Cara Memilih yang Pas, Tanpa Maksa Budget
Kalau kamu memutuskan seperangkat alat sholat sebagai mahar, beberapa hal ini layak diperhatikan:
- Pilih bahan yang awet — sajadah dan mukena berkualitas baik bisa dipakai bertahun-tahun, jadi ini investasi ibadah, bukan sekadar pajangan satu hari.
- Sesuaikan dengan ukuran dan kenyamanan istrinya, bukan versi termahal di etalase.
- Al-Qur'an dengan ukuran dan terjemahan yang ia sukai akan lebih sering dibuka daripada edisi mewah yang berat dipegang.
- Kalau budget terbatas, nggak perlu malu — nilai mahar ini bukan di harganya.
Pertanyaan yang Sering Ditanyakan
Apa saja isi seperangkat alat sholat untuk mahar?
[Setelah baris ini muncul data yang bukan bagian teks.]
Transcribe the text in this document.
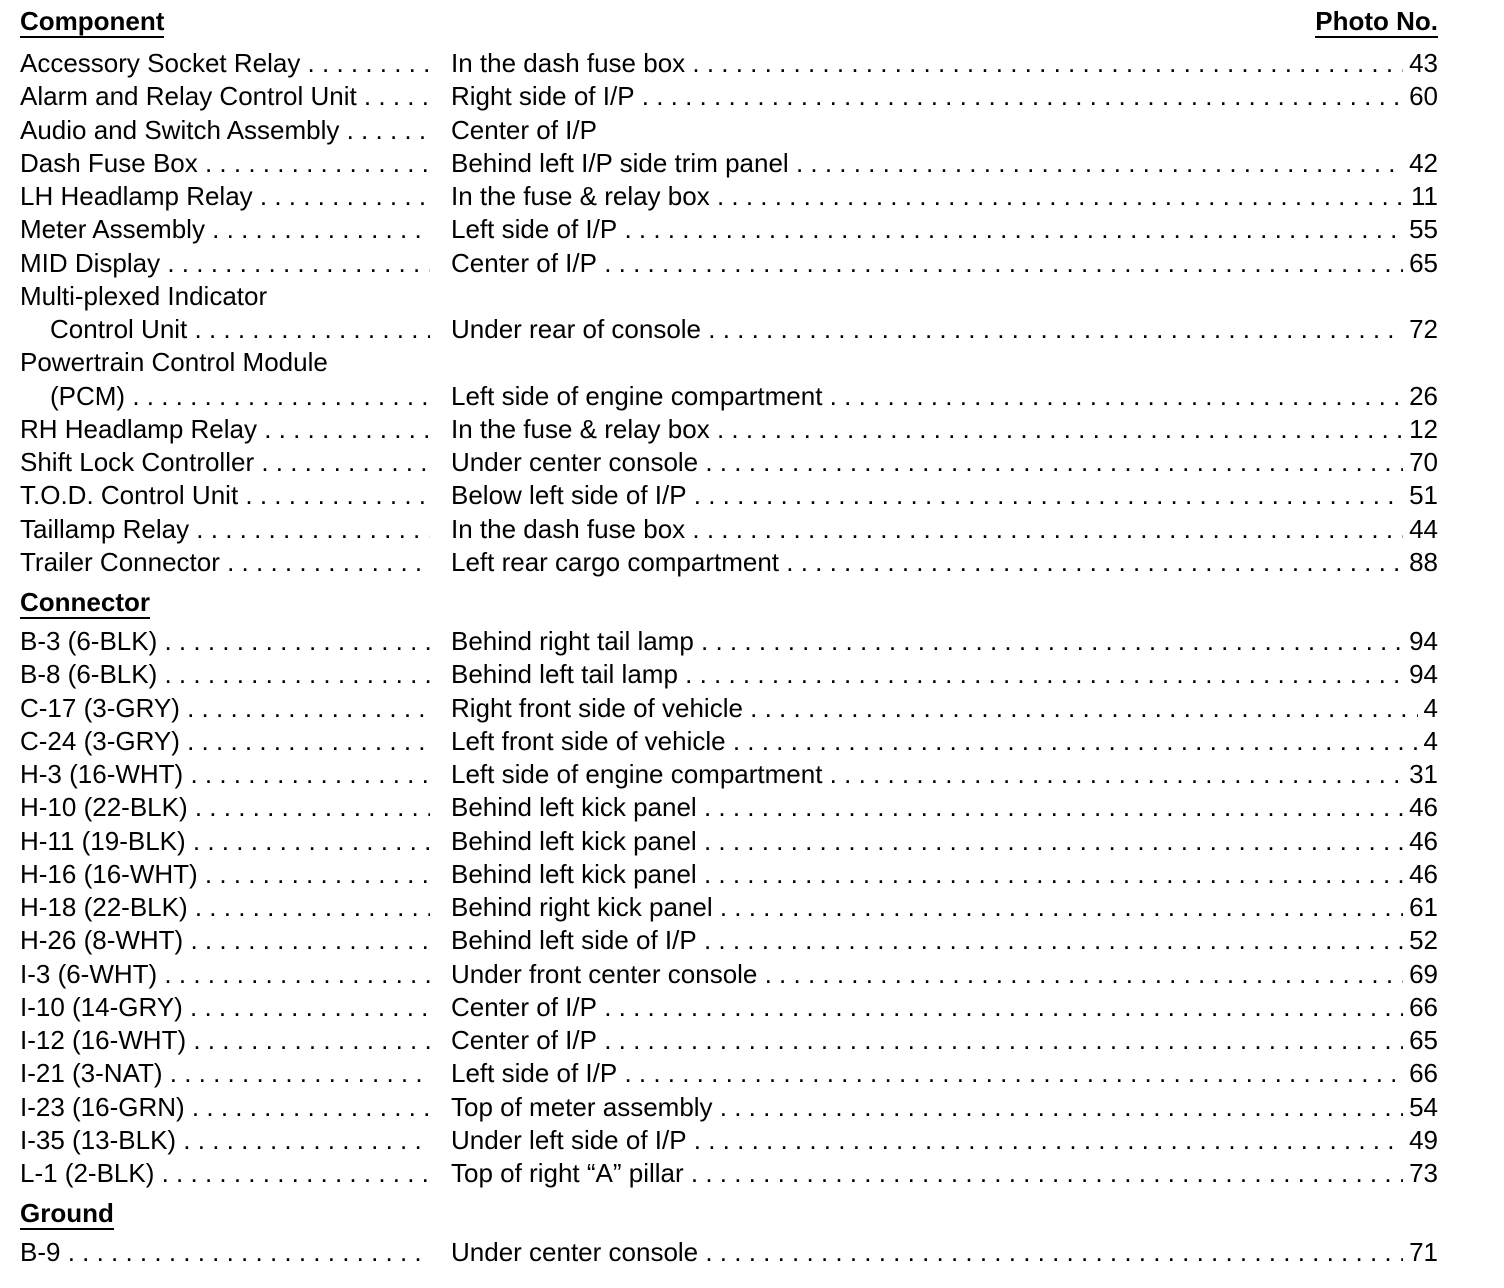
Component	Photo No.
Accessory Socket Relay . . .	In the dash fuse box	43
. . .
Alarm and Relay Control Unit . . .	Right side of I/P	60
. . .
Audio and Switch Assembly . . .	Center of I/P
Dash Fuse Box . . .	Behind left I/P side trim panel	42
. . .
LH Headlamp Relay . . .	In the fuse & relay box	11
. . .
Meter Assembly . . .	Left side of I/P	55
. . .
MID Display . . .	Center of I/P	65
. . .
Multi-plexed Indicator
Control Unit . . .	Under rear of console	72
. . .
Powertrain Control Module
(PCM) . . .	Left side of engine compartment	26
. . .
RH Headlamp Relay . . .	In the fuse & relay box	12
. . .
Shift Lock Controller . . .	Under center console	70
. . .
T.O.D. Control Unit . . .	Below left side of I/P	51
. . .
Taillamp Relay . . .	In the dash fuse box	44
. . .
Trailer Connector . . .	Left rear cargo compartment	88
. . .
Connector
B-3 (6-BLK) . . .	Behind right tail lamp	94
. . .
B-8 (6-BLK) . . .	Behind left tail lamp	94
. . .
C-17 (3-GRY) . . .	Right front side of vehicle	4
. . .
C-24 (3-GRY) . . .	Left front side of vehicle	4
. . .
H-3 (16-WHT) . . .	Left side of engine compartment	31
. . .
H-10 (22-BLK) . . .	Behind left kick panel	46
. . .
H-11 (19-BLK) . . .	Behind left kick panel	46
. . .
H-16 (16-WHT) . . .	Behind left kick panel	46
. . .
H-18 (22-BLK) . . .	Behind right kick panel	61
. . .
H-26 (8-WHT) . . .	Behind left side of I/P	52
. . .
I-3 (6-WHT) . . .	Under front center console	69
. . .
I-10 (14-GRY) . . .	Center of I/P	66
. . .
I-12 (16-WHT) . . .	Center of I/P	65
. . .
I-21 (3-NAT) . . .	Left side of I/P	66
. . .
I-23 (16-GRN) . . .	Top of meter assembly	54
. . .
I-35 (13-BLK) . . .	Under left side of I/P	49
. . .
L-1 (2-BLK) . . .	Top of right “A” pillar	73
. . .
Ground
B-9 . . .	Under center console	71
. . .
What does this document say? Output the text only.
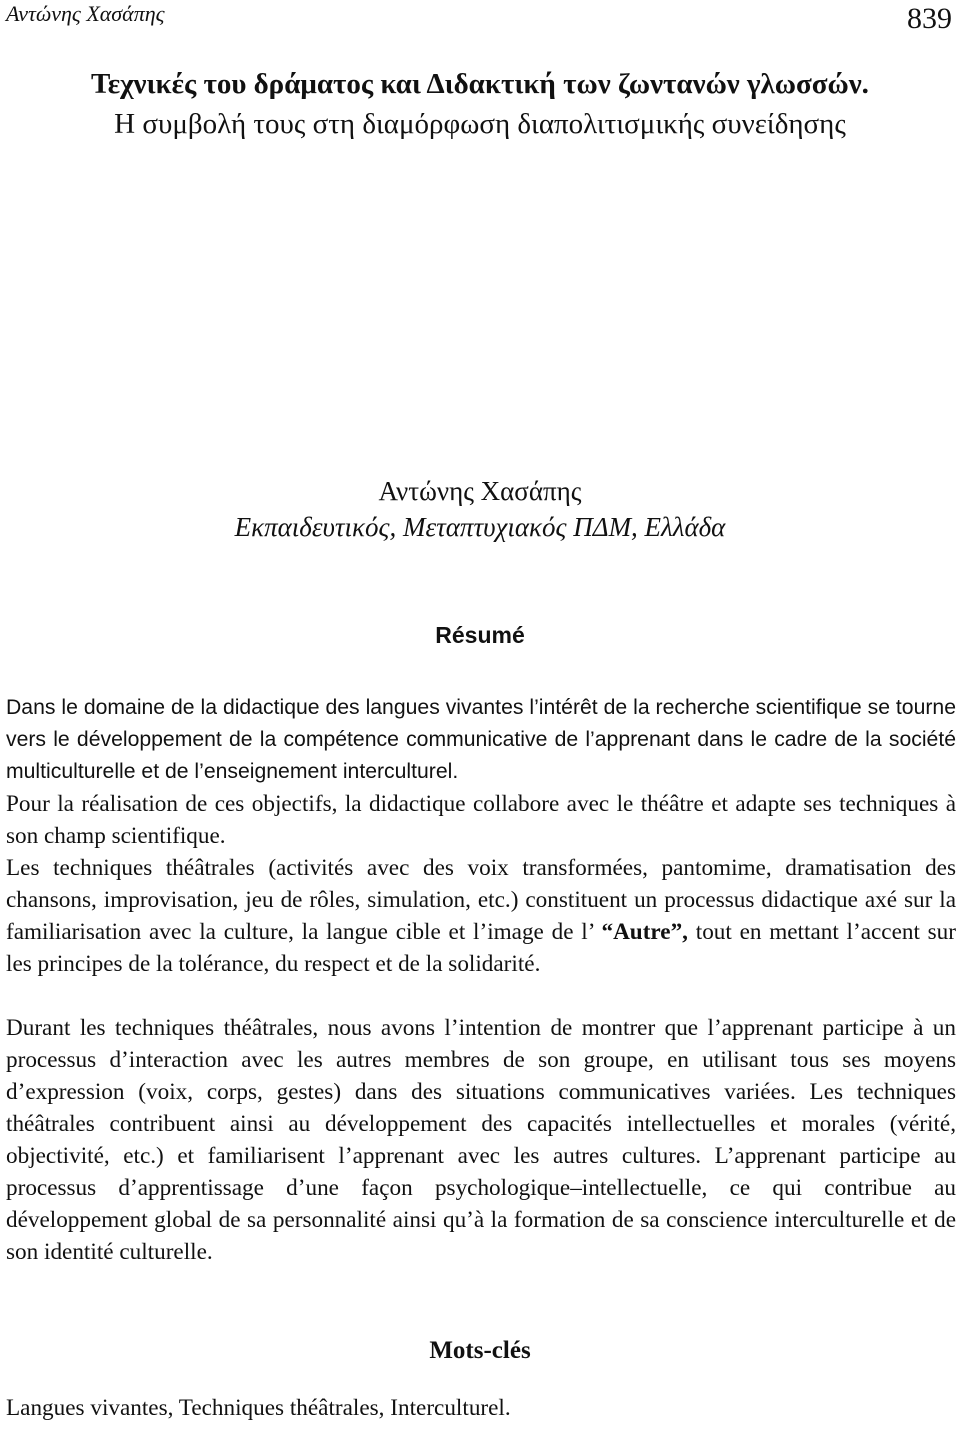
Αντώνης Χασάπης	839
Τεχνικές του δράματος και Διδακτική των ζωντανών γλωσσών.
Η συμβολή τους στη διαμόρφωση διαπολιτισμικής συνείδησης
Αντώνης Χασάπης
Εκπαιδευτικός, Μεταπτυχιακός ΠΔΜ, Ελλάδα
Résumé
Dans le domaine de la didactique des langues vivantes l’intérêt de la recherche scientifique se tourne vers le développement de la compétence communicative de l’apprenant dans le cadre de la société multiculturelle et de l’enseignement interculturel.
Pour la réalisation de ces objectifs, la didactique collabore avec le théâtre et adapte ses techniques à son champ scientifique.
Les techniques théâtrales (activités avec des voix transformées, pantomime, dramatisation des chansons, improvisation, jeu de rôles, simulation, etc.) constituent un processus didactique axé sur la familiarisation avec la culture, la langue cible et l’image de l’ “Autre”, tout en mettant l’accent sur les principes de la tolérance, du respect et de la solidarité.
Durant les techniques théâtrales, nous avons l’intention de montrer que l’apprenant participe à un processus d’interaction avec les autres membres de son groupe, en utilisant tous ses moyens d’expression (voix, corps, gestes) dans des situations communicatives variées. Les techniques théâtrales contribuent ainsi au développement des capacités intellectuelles et morales (vérité, objectivité, etc.) et familiarisent l’apprenant avec les autres cultures. L’apprenant participe au processus d’apprentissage d’une façon psychologique–intellectuelle, ce qui contribue au développement global de sa personnalité ainsi qu’à la formation de sa conscience interculturelle et de son identité culturelle.
Mots-clés
Langues vivantes, Techniques théâtrales, Interculturel.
Umumnya terdiri dari sajadah, mukena, Al-Qur'an, dan tasbih. Sebagian keluarga menambahkan peci, sarung, atau perlengkapan lain, tapi empat benda itu yang paling sering ada. Daftarnya boleh disesuaikan dengan kesepakatan keluarga masing-masing.
Kenapa mahar seperangkat alat sholat disebut berat?
Bukan karena harganya mahal, melainkan karena maknanya. Dengan menyerahkan alat sholat, calon suami menyatakan keseriusannya untuk membimbing istri dalam ibadah dan menjadi imam keluarga yang bertanggung jawab di hadapan Allah. "Berat" di sini merujuk ke janji dan tanggung jawabnya, bukan nominalnya.
Bolehkah mahar berupa benda selain alat sholat menurut Islam?
Boleh. Mahar boleh berupa apa saja yang disepakati kedua belah pihak dan bernilai menurut syariat — uang, emas, kitab, atau benda bermanfaat lainnya. Alat sholat adalah salah satu pilihan, bukan satu-satunya, dan bukan pilihan yang "paling Islami" dibanding yang lain.
Apakah mahar termasuk rukun nikah?
Tidak. Mahar adalah hak istri yang wajib diberikan suami, tapi bukan termasuk rukun akad nikah. Rukun akad mencakup mempelai pria, wali, dua saksi, serta lafaz ijab kabul — mahar menyertai akad sebagai kewajiban tersendiri.